The S&P/ASX200 is up 2.6% on Friday’s close to 5569.7 at 12.15pm, while the US Dow Jones Index lifted 1.81% to 12849.36 on Friday.
The strong performance in US on Friday came despite the announcement of a $US5.11 billion quarterly loss due to sub-prime writedowns by global banking giant Citigroup.
Analysts had expected an even bigger fall, and combined with some good results from the likes of Google – it reported a 30% increase in profits to $US1.31 billion for the March 2007 quarter –markets decided that, overall, it was good news.
Even if the US does hit some further sub-prime speed bumps, it may not be enough to seriously slow down the Australian economy, however.
According to economic think tank Access Economics, Australia will continue to prosper as long as China does, and that is likely to see the economy continue to grow at a good clip for at least the rest of this year.
With that continuing strong growth – pushed along by the tax cuts set to come in the middle of this year – comes continuing high levels of inflation however, with Access predicting inflation will stay above 3% until mid-2009.

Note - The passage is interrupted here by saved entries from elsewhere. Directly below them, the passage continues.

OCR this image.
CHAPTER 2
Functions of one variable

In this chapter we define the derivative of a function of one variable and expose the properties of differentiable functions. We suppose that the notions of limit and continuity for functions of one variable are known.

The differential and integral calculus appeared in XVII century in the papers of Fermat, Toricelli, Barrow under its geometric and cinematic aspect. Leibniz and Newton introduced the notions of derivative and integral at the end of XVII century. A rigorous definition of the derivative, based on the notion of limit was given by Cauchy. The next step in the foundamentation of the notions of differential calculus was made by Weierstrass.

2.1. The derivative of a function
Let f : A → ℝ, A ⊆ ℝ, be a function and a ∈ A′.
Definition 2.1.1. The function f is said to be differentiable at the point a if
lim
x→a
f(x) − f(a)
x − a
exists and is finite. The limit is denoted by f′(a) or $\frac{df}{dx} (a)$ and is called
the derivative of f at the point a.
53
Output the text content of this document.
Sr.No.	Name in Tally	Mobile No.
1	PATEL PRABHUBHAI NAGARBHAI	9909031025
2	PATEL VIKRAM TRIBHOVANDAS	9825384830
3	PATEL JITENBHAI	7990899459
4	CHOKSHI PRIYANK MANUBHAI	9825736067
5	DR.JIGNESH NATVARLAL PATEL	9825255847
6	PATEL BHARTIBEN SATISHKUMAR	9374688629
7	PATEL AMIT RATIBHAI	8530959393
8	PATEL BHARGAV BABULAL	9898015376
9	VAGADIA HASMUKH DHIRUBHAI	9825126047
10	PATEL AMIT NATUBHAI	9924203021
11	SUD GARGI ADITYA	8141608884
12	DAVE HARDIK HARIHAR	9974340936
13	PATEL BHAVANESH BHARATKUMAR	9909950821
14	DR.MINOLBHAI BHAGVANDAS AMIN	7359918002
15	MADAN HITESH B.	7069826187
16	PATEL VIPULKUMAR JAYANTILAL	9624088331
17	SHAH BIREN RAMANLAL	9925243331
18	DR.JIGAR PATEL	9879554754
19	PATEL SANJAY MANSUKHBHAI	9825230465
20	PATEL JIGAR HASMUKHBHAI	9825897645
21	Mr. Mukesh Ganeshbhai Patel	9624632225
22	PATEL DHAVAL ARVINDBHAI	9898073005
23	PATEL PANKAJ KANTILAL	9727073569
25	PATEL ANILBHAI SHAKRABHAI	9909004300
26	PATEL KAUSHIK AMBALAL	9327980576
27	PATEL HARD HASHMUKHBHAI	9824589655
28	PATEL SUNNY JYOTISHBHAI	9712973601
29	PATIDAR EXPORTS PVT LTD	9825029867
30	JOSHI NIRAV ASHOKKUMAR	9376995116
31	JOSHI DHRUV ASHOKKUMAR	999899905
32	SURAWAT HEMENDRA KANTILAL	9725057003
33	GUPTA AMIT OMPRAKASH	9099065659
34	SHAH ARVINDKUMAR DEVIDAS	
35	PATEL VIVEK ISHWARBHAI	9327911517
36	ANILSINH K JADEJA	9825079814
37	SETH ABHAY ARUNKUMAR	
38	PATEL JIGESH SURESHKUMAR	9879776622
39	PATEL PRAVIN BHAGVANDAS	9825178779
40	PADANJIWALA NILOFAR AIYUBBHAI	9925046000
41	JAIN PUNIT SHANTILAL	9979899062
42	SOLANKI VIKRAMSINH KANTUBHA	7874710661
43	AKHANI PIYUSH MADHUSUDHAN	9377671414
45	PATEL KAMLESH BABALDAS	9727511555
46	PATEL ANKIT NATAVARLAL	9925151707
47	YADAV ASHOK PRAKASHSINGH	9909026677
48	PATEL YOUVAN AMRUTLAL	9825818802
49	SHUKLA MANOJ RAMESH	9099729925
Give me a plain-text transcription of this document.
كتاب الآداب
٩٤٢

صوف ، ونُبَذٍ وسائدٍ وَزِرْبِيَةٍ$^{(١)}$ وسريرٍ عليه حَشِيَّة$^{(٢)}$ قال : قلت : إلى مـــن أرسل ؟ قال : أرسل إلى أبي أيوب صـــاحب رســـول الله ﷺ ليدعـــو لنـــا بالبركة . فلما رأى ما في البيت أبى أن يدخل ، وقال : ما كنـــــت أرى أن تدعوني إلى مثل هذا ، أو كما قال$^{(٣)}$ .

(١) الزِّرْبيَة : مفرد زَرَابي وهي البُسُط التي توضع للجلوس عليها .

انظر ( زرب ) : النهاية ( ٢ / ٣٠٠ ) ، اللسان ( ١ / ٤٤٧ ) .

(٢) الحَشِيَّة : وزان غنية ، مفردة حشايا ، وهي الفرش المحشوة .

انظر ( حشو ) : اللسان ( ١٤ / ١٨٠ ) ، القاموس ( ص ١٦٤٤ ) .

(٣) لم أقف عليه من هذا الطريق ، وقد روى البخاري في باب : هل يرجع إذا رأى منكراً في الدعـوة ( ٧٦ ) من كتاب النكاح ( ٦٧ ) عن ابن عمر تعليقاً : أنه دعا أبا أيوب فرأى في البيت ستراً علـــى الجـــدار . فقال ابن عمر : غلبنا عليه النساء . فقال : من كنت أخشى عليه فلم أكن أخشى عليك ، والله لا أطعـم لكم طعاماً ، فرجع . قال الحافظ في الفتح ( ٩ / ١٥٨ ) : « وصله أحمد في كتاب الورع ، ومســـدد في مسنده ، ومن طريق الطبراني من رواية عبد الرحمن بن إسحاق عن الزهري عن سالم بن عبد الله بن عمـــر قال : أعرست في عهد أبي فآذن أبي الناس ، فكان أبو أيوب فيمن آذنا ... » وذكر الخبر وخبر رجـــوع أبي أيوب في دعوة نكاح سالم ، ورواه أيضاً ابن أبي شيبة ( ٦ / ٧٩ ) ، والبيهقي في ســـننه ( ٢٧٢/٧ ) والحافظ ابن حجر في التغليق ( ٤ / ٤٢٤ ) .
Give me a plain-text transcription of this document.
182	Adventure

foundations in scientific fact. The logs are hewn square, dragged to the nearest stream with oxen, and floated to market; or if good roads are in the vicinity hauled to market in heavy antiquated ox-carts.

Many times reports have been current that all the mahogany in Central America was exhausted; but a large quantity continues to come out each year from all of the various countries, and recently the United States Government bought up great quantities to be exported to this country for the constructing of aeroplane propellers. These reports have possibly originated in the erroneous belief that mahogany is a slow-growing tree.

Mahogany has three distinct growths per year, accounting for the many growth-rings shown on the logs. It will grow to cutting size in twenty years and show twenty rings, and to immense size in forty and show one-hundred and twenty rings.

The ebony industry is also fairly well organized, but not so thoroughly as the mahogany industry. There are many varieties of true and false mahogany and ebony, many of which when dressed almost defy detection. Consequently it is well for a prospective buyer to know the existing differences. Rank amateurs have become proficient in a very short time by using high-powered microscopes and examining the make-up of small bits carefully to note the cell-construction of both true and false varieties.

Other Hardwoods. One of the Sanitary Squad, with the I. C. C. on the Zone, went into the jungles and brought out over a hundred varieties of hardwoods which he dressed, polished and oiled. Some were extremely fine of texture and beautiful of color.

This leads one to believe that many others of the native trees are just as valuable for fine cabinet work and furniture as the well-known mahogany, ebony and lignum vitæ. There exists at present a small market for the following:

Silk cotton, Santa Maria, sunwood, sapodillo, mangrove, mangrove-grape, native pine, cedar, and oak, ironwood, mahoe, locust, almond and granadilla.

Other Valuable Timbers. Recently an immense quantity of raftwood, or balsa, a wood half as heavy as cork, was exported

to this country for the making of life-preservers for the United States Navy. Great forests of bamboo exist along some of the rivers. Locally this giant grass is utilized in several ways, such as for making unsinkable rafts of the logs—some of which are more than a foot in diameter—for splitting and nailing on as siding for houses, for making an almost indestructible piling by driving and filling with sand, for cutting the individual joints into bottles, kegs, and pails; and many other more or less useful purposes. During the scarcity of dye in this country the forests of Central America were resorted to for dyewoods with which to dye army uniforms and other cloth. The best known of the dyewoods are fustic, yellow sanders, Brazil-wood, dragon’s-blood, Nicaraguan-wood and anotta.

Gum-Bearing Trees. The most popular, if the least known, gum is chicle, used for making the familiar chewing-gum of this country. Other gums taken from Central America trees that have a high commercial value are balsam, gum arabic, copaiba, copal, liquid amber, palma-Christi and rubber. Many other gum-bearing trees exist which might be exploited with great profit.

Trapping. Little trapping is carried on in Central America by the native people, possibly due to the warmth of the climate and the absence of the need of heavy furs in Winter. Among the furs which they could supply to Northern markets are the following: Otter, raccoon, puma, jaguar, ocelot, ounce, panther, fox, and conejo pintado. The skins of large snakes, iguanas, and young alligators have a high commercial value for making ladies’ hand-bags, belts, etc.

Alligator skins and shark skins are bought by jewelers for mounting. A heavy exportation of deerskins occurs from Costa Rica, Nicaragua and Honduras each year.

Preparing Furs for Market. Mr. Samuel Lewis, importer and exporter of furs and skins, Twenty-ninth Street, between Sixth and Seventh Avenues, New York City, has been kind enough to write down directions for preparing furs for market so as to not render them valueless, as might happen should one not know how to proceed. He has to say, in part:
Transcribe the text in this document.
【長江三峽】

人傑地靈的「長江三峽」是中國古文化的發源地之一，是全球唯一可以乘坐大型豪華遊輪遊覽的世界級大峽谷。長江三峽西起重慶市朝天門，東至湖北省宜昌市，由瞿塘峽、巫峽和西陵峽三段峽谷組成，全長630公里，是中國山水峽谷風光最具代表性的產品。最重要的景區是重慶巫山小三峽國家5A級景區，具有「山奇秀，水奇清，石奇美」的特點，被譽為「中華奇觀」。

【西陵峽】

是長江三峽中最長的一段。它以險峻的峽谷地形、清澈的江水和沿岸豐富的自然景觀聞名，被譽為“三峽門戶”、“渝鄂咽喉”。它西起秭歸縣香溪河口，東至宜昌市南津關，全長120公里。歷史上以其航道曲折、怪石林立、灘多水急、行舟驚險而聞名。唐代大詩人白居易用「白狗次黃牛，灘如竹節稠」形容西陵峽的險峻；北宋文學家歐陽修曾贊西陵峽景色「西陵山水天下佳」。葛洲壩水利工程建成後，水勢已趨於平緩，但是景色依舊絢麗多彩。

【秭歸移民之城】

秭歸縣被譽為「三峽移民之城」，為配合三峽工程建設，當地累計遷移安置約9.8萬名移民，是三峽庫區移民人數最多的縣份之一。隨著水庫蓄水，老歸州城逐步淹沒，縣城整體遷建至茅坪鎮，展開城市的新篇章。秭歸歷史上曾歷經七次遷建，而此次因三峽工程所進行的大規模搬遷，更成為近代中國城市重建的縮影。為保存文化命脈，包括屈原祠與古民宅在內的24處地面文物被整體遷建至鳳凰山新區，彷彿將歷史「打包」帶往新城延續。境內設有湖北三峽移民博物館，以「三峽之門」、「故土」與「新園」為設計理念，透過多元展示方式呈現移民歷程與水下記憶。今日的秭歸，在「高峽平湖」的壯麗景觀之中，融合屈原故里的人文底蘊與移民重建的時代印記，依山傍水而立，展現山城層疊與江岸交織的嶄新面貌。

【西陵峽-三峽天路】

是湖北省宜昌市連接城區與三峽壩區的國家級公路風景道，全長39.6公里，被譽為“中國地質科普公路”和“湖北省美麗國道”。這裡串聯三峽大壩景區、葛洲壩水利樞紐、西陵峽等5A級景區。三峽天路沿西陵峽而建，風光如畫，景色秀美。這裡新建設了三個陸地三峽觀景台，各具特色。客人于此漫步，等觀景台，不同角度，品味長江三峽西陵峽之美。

There are parts of Australia that clearly aren’t feeling the economic good news at present, however. A survey of Victorian business conducted by VECCI found business confidence at low levels. Only 6% of businesses surveyed in the first quarter of 2008 believe business conditions will improve over the next 12 months, down from 17% in the December quarter 2007 and in the March 2007 quarter.
The bad news for Victoria was also reflected in new car sales figures for March. The number of new car sold declined by 0.2% seasonally adjusted in Victoria in March, the worst result for any state.
An 11.8% lift on new car sales in the Northern Territory and smaller growth for the other states pushed the car sales up 1% across the nation.